In 2007, Lennon‘s widow Yoko Ono immortalized his words by unveiling the Imagine Peace Tower, a work of art that consists of a blazing tower of light. Essentially, it’s a white stone monument containing 15 searchlights, with prisms that act as mirrors and that reflect the light vertically into the sky. On a clear night, the light extends upward at least 4000 metres.
The words “Imagine Peace” are inscribed on the monument in 24 languages. Buried underneath the tower are over one million written wishes that Ono gathered over the years in another project (Wish Trees). The tower serves as a memorial not only to John Lennon but also to his and Ono‘s vision of world peace.
Ono chose Viðey island in Reykjavík as the location for this outdoor artwork. Every year on Lennon‘s birthday, October 9, a ceremony is held on the small island in which they turn on the tower‘s light. It shines throughout much of the winter, reflecting off the low clouds above Reykjavík until it is turned off on December 8 – the day Lennon was assassinated in New York City by Mark David Chapman outside the former’s residence at the Dakota apartment building in Manhattan.
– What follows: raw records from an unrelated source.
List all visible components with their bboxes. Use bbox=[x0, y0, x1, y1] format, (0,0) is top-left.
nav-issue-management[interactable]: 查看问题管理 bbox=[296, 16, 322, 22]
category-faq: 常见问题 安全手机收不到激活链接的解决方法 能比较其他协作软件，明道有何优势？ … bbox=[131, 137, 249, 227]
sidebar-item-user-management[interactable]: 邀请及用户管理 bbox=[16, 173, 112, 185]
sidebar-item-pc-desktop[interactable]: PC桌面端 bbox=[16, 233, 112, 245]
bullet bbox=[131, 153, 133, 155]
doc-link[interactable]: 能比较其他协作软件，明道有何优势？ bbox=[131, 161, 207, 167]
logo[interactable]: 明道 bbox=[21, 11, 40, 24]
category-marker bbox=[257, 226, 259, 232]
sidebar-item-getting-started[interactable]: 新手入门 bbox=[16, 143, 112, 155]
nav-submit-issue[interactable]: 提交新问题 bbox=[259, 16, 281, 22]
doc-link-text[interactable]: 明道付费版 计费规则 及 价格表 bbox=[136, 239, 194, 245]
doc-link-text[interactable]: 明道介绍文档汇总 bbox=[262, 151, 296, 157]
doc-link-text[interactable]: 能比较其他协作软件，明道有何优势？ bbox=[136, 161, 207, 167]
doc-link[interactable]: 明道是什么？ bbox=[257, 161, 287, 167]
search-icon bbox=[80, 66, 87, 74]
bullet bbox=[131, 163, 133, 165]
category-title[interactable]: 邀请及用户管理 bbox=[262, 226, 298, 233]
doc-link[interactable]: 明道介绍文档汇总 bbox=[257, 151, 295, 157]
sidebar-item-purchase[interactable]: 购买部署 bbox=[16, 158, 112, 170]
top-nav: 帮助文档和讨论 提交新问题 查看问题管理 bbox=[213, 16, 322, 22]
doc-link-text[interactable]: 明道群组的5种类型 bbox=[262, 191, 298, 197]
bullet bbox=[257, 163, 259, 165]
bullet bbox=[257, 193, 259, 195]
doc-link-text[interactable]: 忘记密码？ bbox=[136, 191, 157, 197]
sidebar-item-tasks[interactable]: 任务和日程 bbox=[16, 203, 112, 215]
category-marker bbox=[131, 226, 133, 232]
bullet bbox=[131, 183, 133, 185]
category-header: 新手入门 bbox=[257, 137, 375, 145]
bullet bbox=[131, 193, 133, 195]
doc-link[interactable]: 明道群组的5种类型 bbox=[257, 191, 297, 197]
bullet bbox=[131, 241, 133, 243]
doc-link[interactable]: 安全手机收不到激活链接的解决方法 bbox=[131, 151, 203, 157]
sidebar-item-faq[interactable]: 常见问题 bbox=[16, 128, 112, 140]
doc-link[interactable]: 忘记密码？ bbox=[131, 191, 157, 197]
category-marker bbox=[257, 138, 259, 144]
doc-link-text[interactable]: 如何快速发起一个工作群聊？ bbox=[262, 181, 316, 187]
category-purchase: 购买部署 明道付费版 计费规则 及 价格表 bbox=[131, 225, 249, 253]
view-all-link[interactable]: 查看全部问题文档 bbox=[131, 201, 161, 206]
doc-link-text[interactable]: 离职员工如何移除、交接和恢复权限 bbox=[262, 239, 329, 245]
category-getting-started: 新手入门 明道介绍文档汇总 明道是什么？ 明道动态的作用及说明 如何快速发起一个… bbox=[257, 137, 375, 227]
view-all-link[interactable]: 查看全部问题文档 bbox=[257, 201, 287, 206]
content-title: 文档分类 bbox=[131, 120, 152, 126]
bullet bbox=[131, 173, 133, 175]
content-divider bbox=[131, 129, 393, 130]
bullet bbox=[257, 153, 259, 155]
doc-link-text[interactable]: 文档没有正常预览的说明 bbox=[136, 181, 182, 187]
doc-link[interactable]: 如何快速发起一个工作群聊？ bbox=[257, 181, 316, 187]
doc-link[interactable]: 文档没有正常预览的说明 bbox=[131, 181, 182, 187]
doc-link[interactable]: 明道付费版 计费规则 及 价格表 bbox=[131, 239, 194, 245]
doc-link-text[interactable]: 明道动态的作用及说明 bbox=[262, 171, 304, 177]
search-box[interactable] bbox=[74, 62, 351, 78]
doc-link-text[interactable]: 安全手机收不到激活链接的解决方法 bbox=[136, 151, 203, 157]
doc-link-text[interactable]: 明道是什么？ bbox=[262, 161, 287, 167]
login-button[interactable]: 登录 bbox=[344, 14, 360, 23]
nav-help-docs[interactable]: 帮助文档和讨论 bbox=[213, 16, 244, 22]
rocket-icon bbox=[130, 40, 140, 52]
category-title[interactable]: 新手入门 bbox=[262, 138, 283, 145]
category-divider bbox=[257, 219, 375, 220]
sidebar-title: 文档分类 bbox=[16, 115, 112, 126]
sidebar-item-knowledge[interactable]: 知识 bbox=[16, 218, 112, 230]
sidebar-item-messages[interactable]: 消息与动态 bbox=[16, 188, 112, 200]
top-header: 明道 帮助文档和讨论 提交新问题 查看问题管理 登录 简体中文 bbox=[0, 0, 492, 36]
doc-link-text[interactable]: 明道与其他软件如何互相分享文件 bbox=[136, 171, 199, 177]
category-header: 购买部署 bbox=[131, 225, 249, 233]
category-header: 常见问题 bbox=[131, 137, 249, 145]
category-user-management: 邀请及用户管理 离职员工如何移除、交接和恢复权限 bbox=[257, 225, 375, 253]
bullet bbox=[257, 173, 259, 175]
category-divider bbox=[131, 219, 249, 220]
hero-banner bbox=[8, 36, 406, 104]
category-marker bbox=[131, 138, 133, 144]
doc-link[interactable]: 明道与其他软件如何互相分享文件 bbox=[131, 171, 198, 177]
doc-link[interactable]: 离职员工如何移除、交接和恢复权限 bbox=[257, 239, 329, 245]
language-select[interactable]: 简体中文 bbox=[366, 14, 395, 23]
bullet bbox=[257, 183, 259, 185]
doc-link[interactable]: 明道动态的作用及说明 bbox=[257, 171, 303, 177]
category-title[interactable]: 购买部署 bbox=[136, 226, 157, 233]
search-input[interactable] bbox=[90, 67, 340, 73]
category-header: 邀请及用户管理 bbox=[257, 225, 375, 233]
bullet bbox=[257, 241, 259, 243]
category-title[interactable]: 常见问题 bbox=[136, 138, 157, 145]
Construction of the Imagine Peace Tower began on October 9th, 2006 and it was officially unveiled on the same date in 2007. The ceremony was broadcast internationally to numerous television networks. In attendance with Ono was son Sean Lennon, bandmate Ringo Starr, Olivia Harrison, widow of George Harrison, and Olivia’s son Dhani Harrison. Paul McCartney was invited but could not attend due to a court case. Yoko Ono said on the day of the inauguration that the tower was the best thing that she and John had ever done.
The tower is also lit in the week of the Winter Solstice December 21–31, February 18 (Yoko Ono‘s birthday), and the week of the Spring Equinox March 20–27.
The Imagine Peace Tower will be lit once again on October 9, 2022 – what would have been John Lennon‘s 82nd birthday.